Üşüdüğün vakit rüzgara kızarım, ağladığın vakit hayata.
Hastalandığın vakit boşluğa kızarım, iyileştiğin vakit hastalığa.
En çok da kendime kızarım Lele, belki de bu bu yüzden tuhaf bir adamım.
İyiler hep hasta, iyiler yorgun, iyiler mutsuz.
Gamsızlar sağlam, arsızlar sefada ama ruhsuz.
Hep kötülerin gemisi yürür bu hayatta
Gamsıza da kızarım, arsıza da
Belki de bu yüzden tuhaf bir adamım.
Aşka tövbeliyeken sevdim seni, yeminliyken sevdim.
Şimdi tövbeye de kızdım, aşka da.
Vebali boynuma dedim, yeminimi bozdum.
Belki de bu yüzden tuhaf bir adamım.
Yine o meşhur zamanlardayım, yine demir attın zihnime.
Artık zamana da kızgınım, denize de, attığın demire de...
Harcım değil dedim, zamana yenildim. Belki de bu yüzden tuhaf bir adamım.
Her şeyi içimde halletmeye çalışırken içimi
dağladım, eteğini toplamış bir dağın küskünlüğü olan içimi dağladım.
Belki de bu yüzden tuhaf bir adamım.
Seninle konuştum sen tartıştım sandın.
Sözlerimde hep seni andım.
Oysaki sana nasıl hissettiğimi anlatmaya çalıştım.
Sen kötü sandın, kara parmaklı insan sandın.
Belki de bu yüzden tuhaf bir adamım.
Kırılmıştım, sarılsaydın.
Üzüldüm, sorsaydın.
Yoruldun, dinleseydin.
Parçalandım, toplasaydın.
Ben tuhaf bir adamım sevdim, keşke sevseydin, görseydin, duysaydın, hissetseydin...

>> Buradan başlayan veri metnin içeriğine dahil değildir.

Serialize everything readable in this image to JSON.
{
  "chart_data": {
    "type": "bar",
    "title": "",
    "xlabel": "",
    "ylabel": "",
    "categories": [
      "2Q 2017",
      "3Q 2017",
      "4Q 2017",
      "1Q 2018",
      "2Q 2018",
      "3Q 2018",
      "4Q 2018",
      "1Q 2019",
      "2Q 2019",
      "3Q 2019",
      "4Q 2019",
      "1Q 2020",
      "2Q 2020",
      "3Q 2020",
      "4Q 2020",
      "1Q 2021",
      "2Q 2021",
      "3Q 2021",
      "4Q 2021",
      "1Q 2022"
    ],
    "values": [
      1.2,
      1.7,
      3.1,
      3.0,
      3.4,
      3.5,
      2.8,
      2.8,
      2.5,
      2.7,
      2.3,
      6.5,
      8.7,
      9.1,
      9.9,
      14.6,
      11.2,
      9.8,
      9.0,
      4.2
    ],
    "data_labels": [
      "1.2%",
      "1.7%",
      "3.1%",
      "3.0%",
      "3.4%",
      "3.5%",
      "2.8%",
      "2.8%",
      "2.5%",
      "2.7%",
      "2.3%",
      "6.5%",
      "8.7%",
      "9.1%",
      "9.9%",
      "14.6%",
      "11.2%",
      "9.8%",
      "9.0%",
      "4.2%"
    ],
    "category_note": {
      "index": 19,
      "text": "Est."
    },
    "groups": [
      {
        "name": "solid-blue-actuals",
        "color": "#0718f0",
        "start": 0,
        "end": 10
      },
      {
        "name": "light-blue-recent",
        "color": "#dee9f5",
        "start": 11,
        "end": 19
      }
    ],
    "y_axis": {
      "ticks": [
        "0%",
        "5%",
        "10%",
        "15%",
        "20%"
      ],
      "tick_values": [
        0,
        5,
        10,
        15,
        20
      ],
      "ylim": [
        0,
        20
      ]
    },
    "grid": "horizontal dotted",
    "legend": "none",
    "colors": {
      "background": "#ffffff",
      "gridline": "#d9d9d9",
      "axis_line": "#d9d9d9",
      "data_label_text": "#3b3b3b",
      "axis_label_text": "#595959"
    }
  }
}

Ben ısrarla senin bahçende büyümek isteyen çiçektim.
Toprağıma gözlerinle canlanan, gözyaşlarımla yeşeren umutlar ektim.
Bu toprağın çilesini de kahrını da ben çektim.
Belki de bu yüzden tuhaf bir adamım.
İnsan peşine düştüğü her şeyden mahrum kalır bunu çok sonra öğrendim.
Belki de bu yüzden tuhaf bir adamım.
Bahçemin kuşları hep sana göç ediyor, çünkü bildikleri en huzurlu memlekettir kalbin.
Bu bir veda mektubu değil ama,
Seni ne derin bir duygu ile
Seni çok uzun bir mesafe ile
Düşündüm, bekledim, sakladım
Özledim.
Belki de bu yüzden tuhaf bir adamım.